Luke Cage – Segunda Temporada | Crítica

Novos episódios pecam por falta de foco

Cesar Gaglioni Publicado por Cesar Gaglioni
Luke Cage - Segunda Temporada | Crítica

Em 2016, quando a primeira temporada de Luke Cage estreou, escrevi um texto tecendo vários elogios para a série e a forma como ela foi conduzida. Dois anos depois, gostaria de fazer o mesmo com o segundo ano do programa, mas, infelizmente, isso não será possível.

A segunda temporada de Luke Cage possui um ritmo todo truncado. Ora o roteiro quer ser frenético, acelerado e cheio de ação, como uma aventura Marvel nos cinemas. Já em outro momento, minutos depois, quer parar para refletir profundamente sobre as questões sociopolíticas apresentadas no primeiro ano, deixando o fluxo da trama completamente de lado para isso. O showrunner Cheo Hodari Coker não sabe qual caminho quer seguir, e acaba sacrificando o andamento da narrativa nessas idas e vindas.

Os novos episódios começam com Luke (Mike Colter) já consagrado como um grande herói e celebridade do Harlem e fazendo tudo que está ao seu alcance para garantir o bem estar da comunidade. Tudo muda com a chegada de John McIver, o alterego do vilão Bushmaster, que está no bairro para terminar uma jornada de vingança iniciada décadas antes. Nesse embate, o protagonista precisará enfrentar grandes desafios e questionará suas próprias decisões e seu papel no mundo enquanto herói.

Esses conflitos internos de Luke são um dos pontos fortes da temporada, e colocam em xeque a ideia maniqueísta de bem e mal que domina completamente as HQs de super-herói. Colter, que já tinha brilhado no papel na primeira temporada, dá ao Poderoso uma profundidade dramática que é bem executada, mostrando o potencial incrível que o personagem tem e que acaba sendo mal explorado pelas decisões de roteiro.

Apesar de Colter brilhar, quem realmente rouba a cena é Mustafa Shakir, intérprete  de Bushmaster. O ator dá um ar trágico digno de uma peça de Shakespeare e consegue gerar empatia pela figura nefasta que é o vilão. Em um discurso que explica suas motivações logo nos primeiros episódios da temporada, podemos ver que seus ideais e os ideais de Cage não estão tão distantes assim, e que a principal diferença entre os dois foi o método escolhido para atingir os objetivos.

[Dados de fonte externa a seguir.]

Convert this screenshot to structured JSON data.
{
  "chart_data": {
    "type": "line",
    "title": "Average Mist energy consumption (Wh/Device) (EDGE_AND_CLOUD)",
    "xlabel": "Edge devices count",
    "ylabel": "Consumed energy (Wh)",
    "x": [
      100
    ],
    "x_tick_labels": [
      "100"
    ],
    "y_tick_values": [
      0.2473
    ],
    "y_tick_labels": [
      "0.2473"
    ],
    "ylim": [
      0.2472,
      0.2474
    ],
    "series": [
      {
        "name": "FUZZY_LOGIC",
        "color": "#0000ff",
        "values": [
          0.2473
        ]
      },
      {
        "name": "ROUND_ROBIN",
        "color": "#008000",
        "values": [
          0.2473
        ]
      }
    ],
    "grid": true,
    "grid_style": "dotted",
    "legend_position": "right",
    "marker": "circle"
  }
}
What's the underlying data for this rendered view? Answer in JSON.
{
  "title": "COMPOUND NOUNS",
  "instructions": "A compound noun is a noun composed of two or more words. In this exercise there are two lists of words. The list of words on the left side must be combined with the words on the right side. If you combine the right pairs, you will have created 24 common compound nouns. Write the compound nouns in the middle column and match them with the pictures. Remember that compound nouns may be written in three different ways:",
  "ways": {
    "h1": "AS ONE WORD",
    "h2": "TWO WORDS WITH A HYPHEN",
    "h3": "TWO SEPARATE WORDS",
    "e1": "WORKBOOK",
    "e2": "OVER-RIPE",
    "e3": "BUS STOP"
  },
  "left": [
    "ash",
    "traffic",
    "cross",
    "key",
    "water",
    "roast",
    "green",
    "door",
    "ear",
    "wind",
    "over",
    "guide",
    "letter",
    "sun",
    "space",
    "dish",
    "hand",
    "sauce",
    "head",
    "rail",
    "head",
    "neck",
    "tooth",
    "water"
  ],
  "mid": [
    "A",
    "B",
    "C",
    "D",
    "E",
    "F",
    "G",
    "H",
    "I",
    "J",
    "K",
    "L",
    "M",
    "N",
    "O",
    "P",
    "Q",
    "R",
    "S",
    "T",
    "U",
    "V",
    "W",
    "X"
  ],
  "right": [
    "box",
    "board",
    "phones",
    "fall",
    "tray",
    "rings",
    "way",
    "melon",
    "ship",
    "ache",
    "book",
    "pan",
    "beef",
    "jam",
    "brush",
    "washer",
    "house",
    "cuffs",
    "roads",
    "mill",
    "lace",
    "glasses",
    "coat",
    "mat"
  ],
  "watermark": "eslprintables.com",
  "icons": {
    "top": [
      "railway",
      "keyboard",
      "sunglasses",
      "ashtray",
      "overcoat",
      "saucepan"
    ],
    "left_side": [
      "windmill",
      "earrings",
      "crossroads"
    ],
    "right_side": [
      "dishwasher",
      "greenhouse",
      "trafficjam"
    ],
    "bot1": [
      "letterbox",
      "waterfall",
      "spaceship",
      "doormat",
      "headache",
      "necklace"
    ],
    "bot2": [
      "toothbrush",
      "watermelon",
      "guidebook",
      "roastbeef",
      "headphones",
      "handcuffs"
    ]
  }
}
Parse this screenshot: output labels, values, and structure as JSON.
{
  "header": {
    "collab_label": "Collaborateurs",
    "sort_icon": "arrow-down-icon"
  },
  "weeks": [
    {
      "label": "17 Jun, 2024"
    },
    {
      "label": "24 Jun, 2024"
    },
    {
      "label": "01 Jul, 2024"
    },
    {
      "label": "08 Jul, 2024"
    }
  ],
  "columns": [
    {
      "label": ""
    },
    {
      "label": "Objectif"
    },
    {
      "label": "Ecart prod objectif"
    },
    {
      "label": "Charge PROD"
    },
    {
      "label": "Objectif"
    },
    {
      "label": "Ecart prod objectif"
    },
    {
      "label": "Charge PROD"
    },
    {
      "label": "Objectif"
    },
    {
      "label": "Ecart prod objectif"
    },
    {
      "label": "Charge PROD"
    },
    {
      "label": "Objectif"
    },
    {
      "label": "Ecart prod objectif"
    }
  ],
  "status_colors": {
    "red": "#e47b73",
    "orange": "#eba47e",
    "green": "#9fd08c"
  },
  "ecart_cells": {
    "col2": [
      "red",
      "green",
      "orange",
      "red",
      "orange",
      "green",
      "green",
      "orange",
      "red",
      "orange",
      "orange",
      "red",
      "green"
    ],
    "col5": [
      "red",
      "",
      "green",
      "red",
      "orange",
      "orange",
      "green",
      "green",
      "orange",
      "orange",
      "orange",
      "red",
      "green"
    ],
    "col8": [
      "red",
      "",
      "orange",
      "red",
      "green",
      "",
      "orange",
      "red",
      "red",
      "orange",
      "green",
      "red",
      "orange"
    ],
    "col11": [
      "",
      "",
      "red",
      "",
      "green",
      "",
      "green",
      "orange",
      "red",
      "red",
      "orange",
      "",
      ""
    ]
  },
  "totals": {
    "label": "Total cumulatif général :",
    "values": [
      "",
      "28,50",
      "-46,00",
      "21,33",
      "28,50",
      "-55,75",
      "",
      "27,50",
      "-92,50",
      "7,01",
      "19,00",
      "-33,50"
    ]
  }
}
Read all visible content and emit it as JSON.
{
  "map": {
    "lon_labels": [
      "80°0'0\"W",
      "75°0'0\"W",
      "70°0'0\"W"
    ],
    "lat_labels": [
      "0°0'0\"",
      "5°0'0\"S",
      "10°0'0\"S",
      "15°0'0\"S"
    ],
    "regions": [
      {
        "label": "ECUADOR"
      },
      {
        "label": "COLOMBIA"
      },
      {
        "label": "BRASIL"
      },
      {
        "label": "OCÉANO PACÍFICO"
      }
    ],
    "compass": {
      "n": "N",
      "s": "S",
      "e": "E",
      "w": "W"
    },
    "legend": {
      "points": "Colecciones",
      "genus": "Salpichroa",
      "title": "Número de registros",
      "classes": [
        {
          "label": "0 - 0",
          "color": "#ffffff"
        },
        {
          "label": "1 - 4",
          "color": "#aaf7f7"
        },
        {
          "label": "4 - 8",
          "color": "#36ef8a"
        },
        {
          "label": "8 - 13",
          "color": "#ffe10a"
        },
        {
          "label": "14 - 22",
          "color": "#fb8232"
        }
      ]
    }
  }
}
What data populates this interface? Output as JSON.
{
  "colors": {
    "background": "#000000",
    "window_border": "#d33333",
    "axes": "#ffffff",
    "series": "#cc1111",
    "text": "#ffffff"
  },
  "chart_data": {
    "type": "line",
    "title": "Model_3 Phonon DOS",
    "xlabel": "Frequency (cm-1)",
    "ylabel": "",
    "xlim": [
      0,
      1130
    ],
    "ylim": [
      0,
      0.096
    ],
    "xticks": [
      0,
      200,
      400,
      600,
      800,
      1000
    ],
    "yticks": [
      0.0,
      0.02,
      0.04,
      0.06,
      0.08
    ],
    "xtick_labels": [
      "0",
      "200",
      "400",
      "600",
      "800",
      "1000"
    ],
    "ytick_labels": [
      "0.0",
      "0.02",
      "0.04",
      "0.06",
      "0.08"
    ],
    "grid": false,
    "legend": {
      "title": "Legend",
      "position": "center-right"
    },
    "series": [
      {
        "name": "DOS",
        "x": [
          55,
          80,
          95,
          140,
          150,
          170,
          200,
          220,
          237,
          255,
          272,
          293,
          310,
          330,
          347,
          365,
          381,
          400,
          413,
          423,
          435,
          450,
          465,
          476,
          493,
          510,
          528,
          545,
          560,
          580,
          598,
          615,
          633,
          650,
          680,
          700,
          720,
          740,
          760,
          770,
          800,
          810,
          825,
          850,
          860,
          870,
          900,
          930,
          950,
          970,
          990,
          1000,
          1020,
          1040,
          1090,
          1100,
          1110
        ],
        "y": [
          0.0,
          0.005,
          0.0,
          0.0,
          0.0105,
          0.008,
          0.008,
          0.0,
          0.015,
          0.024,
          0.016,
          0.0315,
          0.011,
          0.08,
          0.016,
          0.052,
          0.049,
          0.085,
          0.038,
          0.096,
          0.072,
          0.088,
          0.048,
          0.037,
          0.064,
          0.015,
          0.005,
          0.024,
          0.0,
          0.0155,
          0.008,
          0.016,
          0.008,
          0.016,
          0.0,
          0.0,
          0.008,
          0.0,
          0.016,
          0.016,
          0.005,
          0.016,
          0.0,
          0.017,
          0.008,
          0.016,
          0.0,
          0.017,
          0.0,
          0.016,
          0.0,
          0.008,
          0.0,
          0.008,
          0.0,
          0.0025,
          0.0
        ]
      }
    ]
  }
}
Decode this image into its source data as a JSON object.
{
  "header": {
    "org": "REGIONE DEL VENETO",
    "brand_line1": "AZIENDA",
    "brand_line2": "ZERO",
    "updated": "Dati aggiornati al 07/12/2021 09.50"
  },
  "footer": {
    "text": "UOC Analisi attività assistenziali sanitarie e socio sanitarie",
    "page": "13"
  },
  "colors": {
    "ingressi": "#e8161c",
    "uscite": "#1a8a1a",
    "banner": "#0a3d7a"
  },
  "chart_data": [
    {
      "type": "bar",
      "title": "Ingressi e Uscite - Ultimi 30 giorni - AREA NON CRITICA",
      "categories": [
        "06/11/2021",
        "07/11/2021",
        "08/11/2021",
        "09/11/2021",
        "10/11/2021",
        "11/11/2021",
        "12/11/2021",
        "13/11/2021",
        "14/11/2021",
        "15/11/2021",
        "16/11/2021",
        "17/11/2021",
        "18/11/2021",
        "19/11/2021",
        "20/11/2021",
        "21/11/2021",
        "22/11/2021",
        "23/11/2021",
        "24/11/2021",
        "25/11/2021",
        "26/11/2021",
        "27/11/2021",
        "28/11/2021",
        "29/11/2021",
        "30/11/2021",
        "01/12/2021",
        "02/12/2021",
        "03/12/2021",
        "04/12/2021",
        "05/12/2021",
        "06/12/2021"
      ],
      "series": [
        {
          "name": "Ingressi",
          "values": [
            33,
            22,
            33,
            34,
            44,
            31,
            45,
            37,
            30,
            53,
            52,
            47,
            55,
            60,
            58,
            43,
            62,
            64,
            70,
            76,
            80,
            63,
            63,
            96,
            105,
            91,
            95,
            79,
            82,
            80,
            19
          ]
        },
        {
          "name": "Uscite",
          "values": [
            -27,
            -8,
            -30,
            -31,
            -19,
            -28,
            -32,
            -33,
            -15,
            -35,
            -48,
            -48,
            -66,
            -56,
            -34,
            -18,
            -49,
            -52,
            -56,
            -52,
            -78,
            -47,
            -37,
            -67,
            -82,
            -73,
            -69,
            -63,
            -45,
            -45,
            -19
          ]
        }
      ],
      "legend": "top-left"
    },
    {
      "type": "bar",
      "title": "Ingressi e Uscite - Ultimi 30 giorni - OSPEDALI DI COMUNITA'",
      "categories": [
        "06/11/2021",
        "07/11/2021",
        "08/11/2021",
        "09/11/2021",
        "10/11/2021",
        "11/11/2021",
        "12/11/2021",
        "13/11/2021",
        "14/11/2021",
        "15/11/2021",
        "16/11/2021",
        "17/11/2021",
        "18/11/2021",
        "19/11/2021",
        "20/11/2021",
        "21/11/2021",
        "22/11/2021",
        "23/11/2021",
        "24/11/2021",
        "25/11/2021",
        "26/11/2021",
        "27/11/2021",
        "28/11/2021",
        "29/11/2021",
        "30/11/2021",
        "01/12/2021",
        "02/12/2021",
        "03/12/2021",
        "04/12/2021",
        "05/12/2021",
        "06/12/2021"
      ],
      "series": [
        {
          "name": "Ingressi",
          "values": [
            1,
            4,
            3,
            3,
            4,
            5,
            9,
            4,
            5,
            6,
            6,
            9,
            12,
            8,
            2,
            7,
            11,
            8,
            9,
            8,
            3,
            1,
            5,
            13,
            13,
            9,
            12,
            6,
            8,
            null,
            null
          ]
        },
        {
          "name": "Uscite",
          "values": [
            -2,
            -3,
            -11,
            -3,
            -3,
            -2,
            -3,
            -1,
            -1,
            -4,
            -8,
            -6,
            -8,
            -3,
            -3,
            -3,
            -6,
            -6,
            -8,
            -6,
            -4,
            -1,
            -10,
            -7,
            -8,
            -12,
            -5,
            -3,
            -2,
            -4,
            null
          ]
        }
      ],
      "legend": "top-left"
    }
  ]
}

Outro ponto forte da segunda temporada de Luke Cage é a dinâmica de Misty Knight (Simone Missick) e Colleen Wing (Jessica Henwick), que consegue dar um gostinho de como poderia ser uma série das Filhas do Dragão, dupla consagrada nas HQs, dentro do Universo Marvel/Netflix. Luke e Punho de Ferro (Finn Jones) também atuam juntos em alguns momentos pontuais, e as situações são um grande fan service para aqueles que gostam dos Heróis de Aluguel, equipe formada pelos dois.

Incrivelmente, Danny Rand está menos irritante do que em sua própria série (e em Os Defensores), mostrando que, pelo menos nesse momento, encontraram uma forma de trabalhar o personagem de maneira divertida — só nos resta torcer para que esse caminho continue nas próximas aparições do herói.

Em termos de direção, a série do Poderoso continua se sobressaindo se comparada às outras séries da Marvel/Netflix, apostando mais uma vez em tons quentes e em cenários diurnos que se afastam da escuridão sem fim e da melancolia latente de Demolidor e Jessica Jones.

A nova temporada de Luke Cage possui elementos fortes e bem executados, mas que quando analisados no contexto geral de um arco narrativo com começo, meio e fim, são prejudicados pela falta de ritmo e outras decisões de Cocker. Ao fim dos (longos) 13 episódios, fica a sensação de que, apesar dos bons momentos, assistimos a algo completamente dispensável, sem personalidade, sem nada de relevante a dizer e, o pior de tudo, sem uma história interessante para contar.